Democrats countered that the filibuster of Gorsuch, after a thorough confirmation hearing, paled in comparison to Republicans refusing to even consider former President Barack Obama's final Supreme Court nominee, Judge Merrick Garland.
"[Republicans] made history in denying a presidential nominee a hearing and a vote, which had never, never happened before in the history of the United States," said Democrat Dick Durbin of Illinois. "The nuclear option was used by Senator McConnell when he stopped Merrick Garland."
The rules change all but assures Gorsuch's confirmation to the Supreme Court, filling the vacancy created by the death of Justice Antonin Scalia last year. Senators of both parties wondered out loud about the long-term impact of eroding minority party rights in a chamber that historically has protected them.
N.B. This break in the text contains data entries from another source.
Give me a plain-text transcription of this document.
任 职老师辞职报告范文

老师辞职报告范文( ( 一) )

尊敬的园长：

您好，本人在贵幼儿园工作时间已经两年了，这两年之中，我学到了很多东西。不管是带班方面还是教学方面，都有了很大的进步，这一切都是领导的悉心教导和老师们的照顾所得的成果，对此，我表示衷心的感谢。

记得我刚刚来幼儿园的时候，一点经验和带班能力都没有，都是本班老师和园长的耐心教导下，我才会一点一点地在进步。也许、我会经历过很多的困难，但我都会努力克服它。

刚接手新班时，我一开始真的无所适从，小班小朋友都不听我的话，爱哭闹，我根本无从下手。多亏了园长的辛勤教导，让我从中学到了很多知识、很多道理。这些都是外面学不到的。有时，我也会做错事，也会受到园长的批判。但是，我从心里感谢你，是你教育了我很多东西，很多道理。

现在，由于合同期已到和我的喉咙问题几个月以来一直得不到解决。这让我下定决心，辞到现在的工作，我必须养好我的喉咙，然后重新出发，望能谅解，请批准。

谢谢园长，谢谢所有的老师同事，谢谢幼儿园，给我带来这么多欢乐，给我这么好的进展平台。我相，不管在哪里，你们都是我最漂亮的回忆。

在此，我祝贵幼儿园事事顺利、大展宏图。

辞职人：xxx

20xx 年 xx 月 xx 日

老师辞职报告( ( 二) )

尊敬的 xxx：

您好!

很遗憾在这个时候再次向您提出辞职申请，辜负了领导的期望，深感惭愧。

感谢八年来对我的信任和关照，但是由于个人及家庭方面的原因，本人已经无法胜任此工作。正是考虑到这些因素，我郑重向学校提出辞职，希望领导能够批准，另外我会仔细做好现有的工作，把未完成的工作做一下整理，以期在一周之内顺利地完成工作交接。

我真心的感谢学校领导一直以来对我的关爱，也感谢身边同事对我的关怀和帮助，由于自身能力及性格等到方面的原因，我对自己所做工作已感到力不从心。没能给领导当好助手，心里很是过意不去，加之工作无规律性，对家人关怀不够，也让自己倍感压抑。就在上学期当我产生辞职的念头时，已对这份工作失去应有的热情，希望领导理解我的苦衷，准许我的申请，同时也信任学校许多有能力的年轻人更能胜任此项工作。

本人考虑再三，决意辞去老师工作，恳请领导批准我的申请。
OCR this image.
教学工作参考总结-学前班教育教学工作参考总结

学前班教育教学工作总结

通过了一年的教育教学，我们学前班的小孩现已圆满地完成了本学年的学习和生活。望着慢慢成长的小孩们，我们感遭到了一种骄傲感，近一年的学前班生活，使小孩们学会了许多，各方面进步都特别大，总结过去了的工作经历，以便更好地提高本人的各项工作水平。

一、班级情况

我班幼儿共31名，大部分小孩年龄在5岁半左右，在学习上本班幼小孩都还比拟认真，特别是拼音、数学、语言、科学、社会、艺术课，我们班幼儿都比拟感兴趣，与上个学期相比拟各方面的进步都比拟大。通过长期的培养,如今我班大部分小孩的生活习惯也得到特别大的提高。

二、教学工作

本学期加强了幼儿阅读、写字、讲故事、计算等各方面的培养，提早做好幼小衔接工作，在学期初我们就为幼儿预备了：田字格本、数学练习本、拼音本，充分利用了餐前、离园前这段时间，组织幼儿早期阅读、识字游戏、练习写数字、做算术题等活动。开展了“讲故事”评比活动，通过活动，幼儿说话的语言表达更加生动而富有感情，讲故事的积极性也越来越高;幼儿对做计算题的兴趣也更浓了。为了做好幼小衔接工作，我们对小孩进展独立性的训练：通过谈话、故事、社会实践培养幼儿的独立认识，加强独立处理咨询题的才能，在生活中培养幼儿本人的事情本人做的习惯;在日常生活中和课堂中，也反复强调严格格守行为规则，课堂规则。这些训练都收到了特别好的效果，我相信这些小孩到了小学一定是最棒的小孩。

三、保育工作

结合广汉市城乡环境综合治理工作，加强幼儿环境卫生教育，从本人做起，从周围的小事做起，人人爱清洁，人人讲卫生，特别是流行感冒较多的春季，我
"It [the rules change] weakens the standing of the Senate as a whole, as a check on the president's ability to shape the judiciary," Schumer said. "In a post-nuclear world, if the Senate and the presidency are in the hands of the same party, there is no incentive to even speak to the Senate minority. That's a recipe for more conflict and bad blood between the parties, not less."
Some attempted to strike a conciliatory note.
"We do need to open all our minds and hearts in the days ahead, regardless of our party and not withstanding our partisanship," said Republican Senator Johnny Isakson of Georgia.
"Everyone likes to point the finger at the other side," Coons said. "The reality is, there is abundant blame to go around.
"How can we avoid the deepening, corrosive partisanship in this body? What past mistakes can each of us own up to? What steps can we take to mend these old wounds, and what more can we do to move forward together?" Coons added.
Democrats themselves changed the rules to eliminate the filibuster for all non-Supreme Court nominees when they controlled the chamber in 2013. The procedural tactic still exists for most legislation; but, with the Senate already acting twice in a four-year span to weaken the filibuster, political analysts expect pressure will mount to curb it even further in years to come.